One reason why the Americans could not win was that the leadership believed that they could bomb the North Vietnamese into submission. The amount of bombs you see dropped from a single B-52 in this film chills the blood, and this was happening on a massive scale, landing intentionally on civilian as well as military targets, such as oil storage tanks.

It is obvious that you can break the will of an invading force using bombs, but you can’t break the will of a people who are being bombed on their own territory – for one simple reason. They have nowhere else to go. It fascinates me that the American military leaders never compare the bombed inhabitants of Hanoi with those of London during the Blitz. We never gave in to the Germans, so why would they?

Furthermore, it is clear that the maps of the country gave a false impression of what was happening on the ground. Those maps showed neat lines between communist North Vietnam and republican (but barely democratic) South Vietnam as two distinct countries, with a demilitarised zone (DMZ) between them.

In fact, South Vietnam was little more than Saigon because the villages, towns and hamlets of the south had been infiltrated by the Vietcong on a massive scale. I had never realised before watching this series of ten films that the Vietcong was not actually the North Vietnamese army. It was a separate, guerrilla organisation fighting a civil war inside the south, aided and abetted by the regular troops.

In this video, we see US veterans holding their heads in their hands as they describe the stupidity of their senior officers. Troops were ordered to burn houses, clear villages, and shoot suspected Vietcong operatives, all on the flimsiest of evidence. The ‘grunts’ knew that they were losing the battle for hearts and minds every time they torched the thatched roofs of the local villagers, but they had no other choice.

They were the professionals, those who had signed up to fight.

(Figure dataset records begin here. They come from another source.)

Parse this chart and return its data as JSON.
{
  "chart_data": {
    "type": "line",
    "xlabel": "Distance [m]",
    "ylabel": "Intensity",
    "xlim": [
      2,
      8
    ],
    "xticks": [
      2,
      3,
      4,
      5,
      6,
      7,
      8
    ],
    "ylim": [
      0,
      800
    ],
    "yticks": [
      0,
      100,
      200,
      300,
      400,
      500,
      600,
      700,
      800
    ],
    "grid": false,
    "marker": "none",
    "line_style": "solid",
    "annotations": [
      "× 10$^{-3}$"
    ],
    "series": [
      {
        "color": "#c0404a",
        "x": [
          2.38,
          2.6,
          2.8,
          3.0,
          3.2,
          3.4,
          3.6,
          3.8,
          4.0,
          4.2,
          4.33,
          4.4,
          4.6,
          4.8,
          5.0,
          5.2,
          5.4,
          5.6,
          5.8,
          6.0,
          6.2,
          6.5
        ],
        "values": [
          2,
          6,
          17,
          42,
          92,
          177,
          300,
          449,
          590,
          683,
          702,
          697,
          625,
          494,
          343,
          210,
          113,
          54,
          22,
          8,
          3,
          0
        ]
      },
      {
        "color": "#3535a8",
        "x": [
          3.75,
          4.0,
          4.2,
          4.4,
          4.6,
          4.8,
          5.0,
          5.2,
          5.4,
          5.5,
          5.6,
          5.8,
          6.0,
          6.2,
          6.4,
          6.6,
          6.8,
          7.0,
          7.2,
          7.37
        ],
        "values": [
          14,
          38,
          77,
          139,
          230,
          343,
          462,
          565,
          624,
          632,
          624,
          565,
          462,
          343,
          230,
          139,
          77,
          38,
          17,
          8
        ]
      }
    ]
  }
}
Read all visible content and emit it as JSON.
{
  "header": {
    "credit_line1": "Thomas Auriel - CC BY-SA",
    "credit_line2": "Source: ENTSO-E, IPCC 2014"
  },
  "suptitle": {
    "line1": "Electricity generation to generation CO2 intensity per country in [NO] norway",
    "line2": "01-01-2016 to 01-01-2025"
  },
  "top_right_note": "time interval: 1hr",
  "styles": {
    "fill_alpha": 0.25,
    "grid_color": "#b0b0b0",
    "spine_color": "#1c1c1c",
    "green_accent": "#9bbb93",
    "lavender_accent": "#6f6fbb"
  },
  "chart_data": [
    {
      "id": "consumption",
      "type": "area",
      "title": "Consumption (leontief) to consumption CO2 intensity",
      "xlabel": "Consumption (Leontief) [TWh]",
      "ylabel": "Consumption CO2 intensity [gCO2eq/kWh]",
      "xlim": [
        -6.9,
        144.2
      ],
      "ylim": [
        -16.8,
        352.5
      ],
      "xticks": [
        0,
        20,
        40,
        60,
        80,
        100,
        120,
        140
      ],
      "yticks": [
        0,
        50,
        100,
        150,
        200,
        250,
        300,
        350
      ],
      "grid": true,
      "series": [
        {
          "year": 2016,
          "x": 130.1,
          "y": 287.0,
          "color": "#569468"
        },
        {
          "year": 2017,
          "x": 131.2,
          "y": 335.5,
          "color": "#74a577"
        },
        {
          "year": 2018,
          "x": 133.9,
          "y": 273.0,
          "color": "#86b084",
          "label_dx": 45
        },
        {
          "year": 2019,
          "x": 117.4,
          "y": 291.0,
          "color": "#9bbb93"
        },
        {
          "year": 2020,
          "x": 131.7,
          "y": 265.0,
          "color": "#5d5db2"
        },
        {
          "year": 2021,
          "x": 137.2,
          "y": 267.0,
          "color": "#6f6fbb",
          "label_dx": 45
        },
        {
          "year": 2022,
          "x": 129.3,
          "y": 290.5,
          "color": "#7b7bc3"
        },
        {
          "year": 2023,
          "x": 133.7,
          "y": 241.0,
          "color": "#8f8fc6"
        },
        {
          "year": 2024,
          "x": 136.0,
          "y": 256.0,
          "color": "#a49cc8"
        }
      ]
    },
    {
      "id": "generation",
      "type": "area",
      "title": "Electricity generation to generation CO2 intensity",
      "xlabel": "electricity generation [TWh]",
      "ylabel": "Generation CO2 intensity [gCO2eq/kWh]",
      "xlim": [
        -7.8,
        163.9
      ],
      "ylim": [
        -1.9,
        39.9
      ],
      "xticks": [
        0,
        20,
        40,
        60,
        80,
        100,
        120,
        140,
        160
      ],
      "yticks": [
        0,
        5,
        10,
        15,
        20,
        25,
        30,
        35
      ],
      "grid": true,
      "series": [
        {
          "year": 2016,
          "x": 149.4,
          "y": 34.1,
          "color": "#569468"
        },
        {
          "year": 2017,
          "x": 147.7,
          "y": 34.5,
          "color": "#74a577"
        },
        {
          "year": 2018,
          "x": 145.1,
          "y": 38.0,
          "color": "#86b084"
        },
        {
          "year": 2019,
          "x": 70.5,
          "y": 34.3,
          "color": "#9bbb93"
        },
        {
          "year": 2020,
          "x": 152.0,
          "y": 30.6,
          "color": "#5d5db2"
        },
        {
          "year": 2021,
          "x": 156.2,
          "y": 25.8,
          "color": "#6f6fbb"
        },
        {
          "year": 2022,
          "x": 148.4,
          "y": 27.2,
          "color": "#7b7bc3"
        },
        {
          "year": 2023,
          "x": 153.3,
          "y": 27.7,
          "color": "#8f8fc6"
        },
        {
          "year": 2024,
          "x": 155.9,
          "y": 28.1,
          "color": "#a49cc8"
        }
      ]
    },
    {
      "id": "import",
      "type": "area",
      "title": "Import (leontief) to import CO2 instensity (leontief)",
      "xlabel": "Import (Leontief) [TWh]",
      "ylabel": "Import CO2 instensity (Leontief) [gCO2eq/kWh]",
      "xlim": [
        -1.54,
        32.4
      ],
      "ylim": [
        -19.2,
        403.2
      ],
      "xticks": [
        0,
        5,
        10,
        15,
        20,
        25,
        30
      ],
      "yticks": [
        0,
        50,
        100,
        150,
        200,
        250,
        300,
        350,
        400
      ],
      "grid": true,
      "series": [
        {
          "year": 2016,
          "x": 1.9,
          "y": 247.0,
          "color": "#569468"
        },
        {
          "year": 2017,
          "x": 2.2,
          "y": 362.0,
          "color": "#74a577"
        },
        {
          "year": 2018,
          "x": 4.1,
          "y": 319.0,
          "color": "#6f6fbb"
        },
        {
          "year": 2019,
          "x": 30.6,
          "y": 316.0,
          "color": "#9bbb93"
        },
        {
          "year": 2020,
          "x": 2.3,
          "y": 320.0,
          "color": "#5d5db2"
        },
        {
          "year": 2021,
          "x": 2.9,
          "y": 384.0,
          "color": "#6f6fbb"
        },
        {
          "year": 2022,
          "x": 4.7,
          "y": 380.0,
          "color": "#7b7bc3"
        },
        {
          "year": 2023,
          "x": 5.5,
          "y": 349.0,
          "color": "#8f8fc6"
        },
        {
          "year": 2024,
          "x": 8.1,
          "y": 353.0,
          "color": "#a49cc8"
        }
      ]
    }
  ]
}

By the end of the war, much of the US army in Vietnam was a shambles, made up of conscripts who had no wish to be there and had no desire to die. Many had never even fired their weapons, nor had any wish to do so.

Indeed, these draftees often sympathised with the protesters on the home front, who were tired of hearing about people burned to death by napalm, the forest wiped out by Agent Orange, and young men coming home in body bags, all to prop up the corrupt and sadistic South Vietnamese regime.

As one of the North Vietnamese interviewees says, it’s only the non-combatants who talk about ‘winning’ or ‘losing’ a war. Those who actually did the fighting know what war means. Devastation.